Dmitri stops just close enough that I tilt my head to meet his eyes. The cedar and smoke scent hits me again, and my body responds before I can stop it.
“What else would you be?” The question sounds more like a dare than an inquiry.
“I don’t know. But I don’t think I was ever some quiet, bookish woman.”
“No,” he agrees, gripping my jaw firmly and tilting my face up to his. “You weren’t.”
I draw in a breath. “What do you mean?”
“You were passionate. You had opinions about everything and weren’t afraid to share them. You could argue politics or art or philosophy for hours, and you never backed down from a fight.”
This version of myself sounds more appealing than the withdrawn introvert he described earlier. “Then why did you tell me I was private and preferred books to people?”
“Because I thought it might be easier for you to accept a simpler version of yourself while you recover.”
“Easier for whom? Me, or you?”
His thumb presses against my pulse point, feeling for the rapid beat like he’s testing how much fear he can wring out of me.
“I want the truth, Dmitri. All of it. Not the sanitized version you think I can handle.”
“The truth can be complicated.” His hand drifts lower, fingers pressing into the fabric at my collarbone, his touch more possessive than gentle.
His thumb lingers against my skin, a firm press that borders on a warning.
He’s trying to distract me, and every other time, I’ve let it happen. But not now.
“More complicated than waking up with no memory married to a man who terrifies restaurant staff and conducts business that sounds suspiciously like organized crime?”
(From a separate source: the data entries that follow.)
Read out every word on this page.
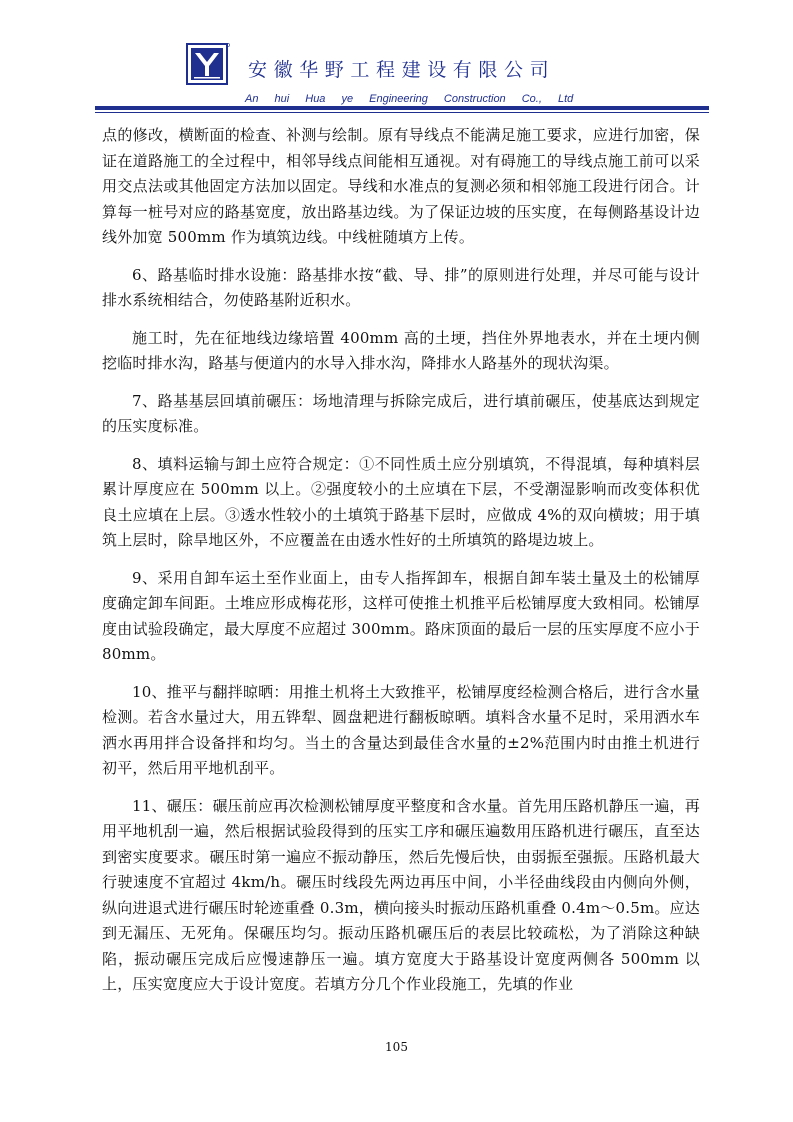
安徽华野工程建设有限公司
An hui Hua ye Engineering Construction Co., Ltd

点的修改，横断面的检查、补测与绘制。原有导线点不能满足施工要求，应进行加密，保证在道路施工的全过程中，相邻导线点间能相互通视。对有碍施工的导线点施工前可以采用交点法或其他固定方法加以固定。导线和水准点的复测必须和相邻施工段进行闭合。计算每一桩号对应的路基宽度，放出路基边线。为了保证边坡的压实度，在每侧路基设计边线外加宽 500mm 作为填筑边线。中线桩随填方上传。

6、路基临时排水设施：路基排水按“截、导、排”的原则进行处理，并尽可能与设计排水系统相结合，勿使路基附近积水。

施工时，先在征地线边缘培置 400mm 高的土埂，挡住外界地表水，并在土埂内侧挖临时排水沟，路基与便道内的水导入排水沟，降排水人路基外的现状沟渠。

7、路基基层回填前碾压：场地清理与拆除完成后，进行填前碾压，使基底达到规定的压实度标准。

8、填料运输与卸土应符合规定：①不同性质土应分别填筑，不得混填，每种填料层累计厚度应在 500mm 以上。②强度较小的土应填在下层，不受潮湿影响而改变体积优良土应填在上层。③透水性较小的土填筑于路基下层时，应做成 4%的双向横坡；用于填筑上层时，除旱地区外，不应覆盖在由透水性好的土所填筑的路堤边坡上。

9、采用自卸车运土至作业面上，由专人指挥卸车，根据自卸车装土量及土的松铺厚度确定卸车间距。土堆应形成梅花形，这样可使推土机推平后松铺厚度大致相同。松铺厚度由试验段确定，最大厚度不应超过 300mm。路床顶面的最后一层的压实厚度不应小于 80mm。

10、推平与翻拌晾晒：用推土机将土大致推平，松铺厚度经检测合格后，进行含水量检测。若含水量过大，用五铧犁、圆盘耙进行翻板晾晒。填料含水量不足时，采用洒水车洒水再用拌合设备拌和均匀。当土的含量达到最佳含水量的±2%范围内时由推土机进行初平，然后用平地机刮平。

11、碾压：碾压前应再次检测松铺厚度平整度和含水量。首先用压路机静压一遍，再用平地机刮一遍，然后根据试验段得到的压实工序和碾压遍数用压路机进行碾压，直至达到密实度要求。碾压时第一遍应不振动静压，然后先慢后快，由弱振至强振。压路机最大行驶速度不宜超过 4km/h。碾压时线段先两边再压中间，小半径曲线段由内侧向外侧，纵向进退式进行碾压时轮迹重叠 0.3m，横向接头时振动压路机重叠 0.4m～0.5m。应达到无漏压、无死角。保碾压均匀。振动压路机碾压后的表层比较疏松，为了消除这种缺陷，振动碾压完成后应慢速静压一遍。填方宽度大于路基设计宽度两侧各 500mm 以上，压实宽度应大于设计宽度。若填方分几个作业段施工，先填的作业

105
His hand stills on the top of my breast. “You think I’m in organized crime?”
“Aren’t you?”
“Would that bother you?” His face betrays nothing.
“I don’t know,” I admit. “Should it?”
“The woman I married wasn’t bothered by moral ambiguity.”
Another piece of information that contradicts his earlier description. I step back, needing space to think.
“How many versions of myself are you going to give me? First, I’m a quiet introvert. Now, I’m a fierce debater who doesn’t mind criminal activity. Which is it?”
“People are layered. You contained multitudes.”
“Contained. Past tense.”
“Poor choice of words.”
I walk to the window and look out at the Moscow skyline while trying to work through the contradictions in his story.
“I want to see where I worked,” I say without turning around. “The gallery you mentioned. Maybe being there will trigger something.”
“The gallery is closed indefinitely after the bombing.”
“What about my former colleagues? Friends from work?”
“Most of them have moved on to other positions. Different cities.”